In 2017, Kim Jong-un’s half-brother, Kim Jong-nam, was ambushed in a Malaysian airport by two women bearing a lethal chemical weapon 10 times more powerful than sarin. He died en route to the hospital. Who planned the murder of Kim Jong-un’s half-brother, and what does it reveal about the leader and his regime?

Frontline: North Korea’s Deadly Dictator is now available on DVD. The program is also available for digital download.

As nuclear tensions between President Donald Trump and North Korean leader Kim Jong-un escalate, producer Jane McMullen examines claims the North Korean leader and his intelligence services ordered the assassination on Kim Jong-nam, and sheds light on his broader intentions and nuclear capabilities.

Drawing on interviews with a leading North Korean defector, diplomats, experts, Kim Jong-nam’s school friends and even a former North Korean secret agent, the documentary is a rare glimpse inside the secretive country; an eye-opening look at both how King Jong-un thinks, and how he’s trying to ensure his regime’s survival and perpetuate his own power.

“VA: The Human Cost of War” is a probing, profound film, another winner from Ric Burns

What is the exact human cost of war? Directed by six-time Emmy -winning filmmaker Ric Burns and executive produced by Lois Pope, VA: The Human Cost of War (PBS Distribution) takes a broad look at the U.S. Department of Veterans Affairs, examining the organization’s history, leadership, structure, funding and relationship to veterans.The documentary examines the United States Department of Veteran Affairs, from its inception to the present day, exploring its successes and failures in properly caring for veterans upon their return from war, its critical role in the American healthcare system, and the need for major reform.

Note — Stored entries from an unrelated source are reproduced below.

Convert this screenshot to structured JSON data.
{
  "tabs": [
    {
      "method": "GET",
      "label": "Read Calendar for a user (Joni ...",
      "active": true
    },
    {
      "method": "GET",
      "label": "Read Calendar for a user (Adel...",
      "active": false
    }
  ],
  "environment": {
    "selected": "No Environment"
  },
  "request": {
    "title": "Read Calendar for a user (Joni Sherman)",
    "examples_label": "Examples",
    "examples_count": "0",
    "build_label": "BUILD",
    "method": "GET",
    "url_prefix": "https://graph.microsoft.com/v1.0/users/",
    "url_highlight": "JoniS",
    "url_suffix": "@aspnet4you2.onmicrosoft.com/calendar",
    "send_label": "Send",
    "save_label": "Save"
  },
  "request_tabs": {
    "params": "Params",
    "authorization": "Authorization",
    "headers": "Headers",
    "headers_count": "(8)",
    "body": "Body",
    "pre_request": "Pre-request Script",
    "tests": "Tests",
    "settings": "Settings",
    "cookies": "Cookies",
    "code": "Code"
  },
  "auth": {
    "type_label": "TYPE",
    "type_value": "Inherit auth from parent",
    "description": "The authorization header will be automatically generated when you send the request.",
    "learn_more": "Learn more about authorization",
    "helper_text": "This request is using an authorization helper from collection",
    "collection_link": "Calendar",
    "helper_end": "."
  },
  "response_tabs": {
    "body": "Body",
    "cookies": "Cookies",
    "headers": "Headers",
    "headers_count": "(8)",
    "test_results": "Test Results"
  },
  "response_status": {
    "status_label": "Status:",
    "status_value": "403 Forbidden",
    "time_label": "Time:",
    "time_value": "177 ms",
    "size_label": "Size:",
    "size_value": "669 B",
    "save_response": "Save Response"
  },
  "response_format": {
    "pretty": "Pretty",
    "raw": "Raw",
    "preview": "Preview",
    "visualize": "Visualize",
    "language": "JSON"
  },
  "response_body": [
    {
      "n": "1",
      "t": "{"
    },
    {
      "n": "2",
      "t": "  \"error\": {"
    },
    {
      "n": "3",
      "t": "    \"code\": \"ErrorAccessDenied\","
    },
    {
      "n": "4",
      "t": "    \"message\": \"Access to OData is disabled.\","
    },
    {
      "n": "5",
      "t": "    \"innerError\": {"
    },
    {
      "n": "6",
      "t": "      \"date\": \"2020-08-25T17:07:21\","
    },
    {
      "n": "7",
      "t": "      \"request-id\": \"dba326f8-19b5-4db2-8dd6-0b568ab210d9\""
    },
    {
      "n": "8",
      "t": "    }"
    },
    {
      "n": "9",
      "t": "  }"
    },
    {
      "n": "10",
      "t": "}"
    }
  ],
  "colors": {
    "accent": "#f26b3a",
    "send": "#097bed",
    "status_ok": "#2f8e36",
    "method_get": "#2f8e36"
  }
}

https://youtu.be/lqBD0hmUUA8

 Tracing its troubled beginnings as the Veterans Bureau of the 1920s through to the organization’s transformation into a modern healthcare system after World War II, the film tracks the ways in which the VA has had to quickly adapt to new challenges and obstacles as it attempts to care for veterans. Beholden to the executive branch for its funding and detached logistically from the leaders who plan and execute war, the VA has had to find ways to deal with the consequences and costs of war, which are incurred long after the fighting ceases. From the psychological and physical wounds of soldiers returning from Vietnam, to the changing demographic make-up of the troops serving in Afghanistan and Iraq, the film investigates the Department’s successes and gross missteps as its burden continues to grow larger, more complicated, and increasingly politicized.

Told through a series of personal stories from veterans and intertwined with deep historical and political analysis from leading scholars and elected officials, the film illustrates the key ways in which the VA, and we as a society, fail our veterans, who, according to Department of Veterans Affairs research, continue to commit suicide at the harrowing rate of 20 veterans per day.